Orthography of Numerics In Linear B:
At a glance, we can instantly see that the spelling of several numerals in Linear B is identical to that of their later Greek alphabetic counterparts, with the exception of marking initial aspirates & non-aspirates, which Linear B was unable to express with just one exception, the homophone for HA. This speaks volumes to the uniformity of the spelling of numerics over vast expanses of time, as in this case, from ca. 1450 BCE (Linear B) – ca. 100 AD and well beyond. In fact, some numbers are still spelled exactly the same way in modern Greek, meaning that the orthography of the Greek numeric system has remained virtually intact for over 3,400 years!
Linear B’s Conspicuous Reliance on Shorthand:
Since the Mycenaeans used Linear B primarily for accounting, agricultural, manufacturing & economic purposes, they almost never spelled out numbers, for the obvious reason that they needed to save space on tablets that were small, because they were baked, hence fragile, and not only that, destroyed at the end of every “fiscal” year, to make room for the following year’s statistics.

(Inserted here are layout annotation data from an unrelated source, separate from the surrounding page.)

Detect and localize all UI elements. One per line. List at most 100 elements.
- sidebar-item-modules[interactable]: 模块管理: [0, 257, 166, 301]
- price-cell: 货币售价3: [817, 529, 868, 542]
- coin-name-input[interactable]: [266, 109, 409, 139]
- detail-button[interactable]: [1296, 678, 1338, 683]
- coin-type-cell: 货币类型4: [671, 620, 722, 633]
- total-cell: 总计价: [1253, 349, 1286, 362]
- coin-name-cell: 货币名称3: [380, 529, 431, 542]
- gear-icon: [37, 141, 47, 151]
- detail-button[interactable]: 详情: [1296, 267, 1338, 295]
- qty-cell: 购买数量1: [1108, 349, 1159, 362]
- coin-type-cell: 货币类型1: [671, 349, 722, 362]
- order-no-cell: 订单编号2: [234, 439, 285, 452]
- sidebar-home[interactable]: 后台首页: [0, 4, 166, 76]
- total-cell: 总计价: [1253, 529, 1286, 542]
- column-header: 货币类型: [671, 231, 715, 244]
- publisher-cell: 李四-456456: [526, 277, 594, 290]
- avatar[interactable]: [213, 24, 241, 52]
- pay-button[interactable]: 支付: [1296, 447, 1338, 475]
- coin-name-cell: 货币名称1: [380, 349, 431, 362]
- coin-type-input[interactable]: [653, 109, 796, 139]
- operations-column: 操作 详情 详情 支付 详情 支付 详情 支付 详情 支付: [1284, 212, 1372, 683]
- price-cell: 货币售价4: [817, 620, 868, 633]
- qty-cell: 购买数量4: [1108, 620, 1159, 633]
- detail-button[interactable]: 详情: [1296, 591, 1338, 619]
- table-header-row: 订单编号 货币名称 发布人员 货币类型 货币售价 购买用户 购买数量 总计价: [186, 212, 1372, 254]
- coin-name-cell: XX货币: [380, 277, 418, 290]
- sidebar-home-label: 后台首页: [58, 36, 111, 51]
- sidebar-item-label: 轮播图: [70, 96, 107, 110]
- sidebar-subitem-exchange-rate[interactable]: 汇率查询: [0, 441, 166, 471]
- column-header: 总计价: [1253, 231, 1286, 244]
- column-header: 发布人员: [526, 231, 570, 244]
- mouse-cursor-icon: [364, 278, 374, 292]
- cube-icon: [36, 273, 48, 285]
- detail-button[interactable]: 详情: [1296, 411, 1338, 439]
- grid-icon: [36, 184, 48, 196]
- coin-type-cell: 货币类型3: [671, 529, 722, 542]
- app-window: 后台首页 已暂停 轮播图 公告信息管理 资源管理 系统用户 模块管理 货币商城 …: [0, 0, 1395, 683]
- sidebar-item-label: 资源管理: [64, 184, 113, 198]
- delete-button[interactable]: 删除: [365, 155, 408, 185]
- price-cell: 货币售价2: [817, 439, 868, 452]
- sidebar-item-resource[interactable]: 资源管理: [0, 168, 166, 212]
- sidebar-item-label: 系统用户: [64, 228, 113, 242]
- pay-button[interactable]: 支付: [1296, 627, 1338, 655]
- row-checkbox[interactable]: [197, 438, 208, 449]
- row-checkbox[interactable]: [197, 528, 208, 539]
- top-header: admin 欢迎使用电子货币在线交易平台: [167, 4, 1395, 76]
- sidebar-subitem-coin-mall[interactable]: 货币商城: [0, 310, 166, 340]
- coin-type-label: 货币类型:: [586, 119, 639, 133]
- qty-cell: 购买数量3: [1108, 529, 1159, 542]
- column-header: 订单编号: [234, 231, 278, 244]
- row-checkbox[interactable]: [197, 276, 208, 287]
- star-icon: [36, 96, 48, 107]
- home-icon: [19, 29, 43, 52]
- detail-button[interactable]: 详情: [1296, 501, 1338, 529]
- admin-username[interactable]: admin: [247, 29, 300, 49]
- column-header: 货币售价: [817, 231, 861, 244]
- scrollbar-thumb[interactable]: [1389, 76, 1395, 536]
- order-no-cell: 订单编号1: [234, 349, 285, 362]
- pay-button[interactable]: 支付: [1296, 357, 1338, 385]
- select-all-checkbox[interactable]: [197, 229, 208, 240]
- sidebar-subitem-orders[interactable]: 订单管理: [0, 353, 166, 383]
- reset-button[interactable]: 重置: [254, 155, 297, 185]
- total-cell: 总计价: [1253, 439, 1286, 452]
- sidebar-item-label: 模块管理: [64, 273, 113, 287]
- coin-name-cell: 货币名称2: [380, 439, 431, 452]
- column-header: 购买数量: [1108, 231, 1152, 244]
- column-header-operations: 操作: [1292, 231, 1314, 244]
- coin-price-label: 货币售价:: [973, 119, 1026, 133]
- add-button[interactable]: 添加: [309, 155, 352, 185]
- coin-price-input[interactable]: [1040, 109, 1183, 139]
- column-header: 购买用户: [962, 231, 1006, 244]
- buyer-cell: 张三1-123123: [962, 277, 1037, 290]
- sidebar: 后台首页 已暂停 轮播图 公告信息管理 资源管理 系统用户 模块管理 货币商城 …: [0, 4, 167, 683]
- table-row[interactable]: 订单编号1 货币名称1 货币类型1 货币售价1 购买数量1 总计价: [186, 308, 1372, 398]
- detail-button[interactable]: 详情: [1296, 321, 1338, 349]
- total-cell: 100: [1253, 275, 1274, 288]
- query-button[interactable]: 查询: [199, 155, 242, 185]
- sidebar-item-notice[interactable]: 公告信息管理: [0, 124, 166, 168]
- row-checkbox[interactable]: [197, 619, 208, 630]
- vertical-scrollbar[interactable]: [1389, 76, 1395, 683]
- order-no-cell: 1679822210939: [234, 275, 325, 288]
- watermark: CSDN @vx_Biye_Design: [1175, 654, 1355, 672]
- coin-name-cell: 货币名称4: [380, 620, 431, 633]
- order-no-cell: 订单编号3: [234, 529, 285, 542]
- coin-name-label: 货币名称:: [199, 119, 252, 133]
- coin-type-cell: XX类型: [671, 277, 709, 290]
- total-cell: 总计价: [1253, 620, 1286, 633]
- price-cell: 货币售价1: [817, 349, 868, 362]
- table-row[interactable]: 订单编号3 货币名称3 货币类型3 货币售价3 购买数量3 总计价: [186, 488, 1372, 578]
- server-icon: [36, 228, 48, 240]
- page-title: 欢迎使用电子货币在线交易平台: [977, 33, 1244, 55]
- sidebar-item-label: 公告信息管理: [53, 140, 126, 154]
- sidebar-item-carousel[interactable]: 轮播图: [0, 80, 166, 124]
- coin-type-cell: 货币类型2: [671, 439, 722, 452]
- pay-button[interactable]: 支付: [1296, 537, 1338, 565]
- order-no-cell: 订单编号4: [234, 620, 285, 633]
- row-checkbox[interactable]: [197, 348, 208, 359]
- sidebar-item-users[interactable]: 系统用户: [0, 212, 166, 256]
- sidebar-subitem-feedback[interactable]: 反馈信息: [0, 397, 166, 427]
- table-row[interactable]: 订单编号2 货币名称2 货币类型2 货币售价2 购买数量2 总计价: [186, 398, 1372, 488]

Their habitual use of logograms for numbers was in fact, (a type of) shorthand. Keep this in mind, because Linear B makes use of shorthand for various annotative purposes – not just for numerals. This is hardly surprising, considering that the tablets were used almost exclusively for accounting. So if we think shorthand is a modern invention, we are sorely mistaken. The Mycenaeans & Minoans were extremely adept in the liberal use of shorthand to cram as much information, or if you like, data on what were, after all, small tablets. But there is more: every extant single tablet is a record of the agricultural, manufacturing & economic activities for one single year. It also means that there is no way for us to know which, if any, of the tablets from one site, for instance, Knossos, where the vast majority of tablets have been found, represent accounting statistics for exactly the same year as any of the others. So we have to be extremely careful in interpreting the discrepancies in the quasi-chronology and even reverse-chronology of the data found on the tablets. There are several other reasons why we need to exercise extreme caution in interpreting the data on extant tablets, but since these are of a different nature, I shall not address them here.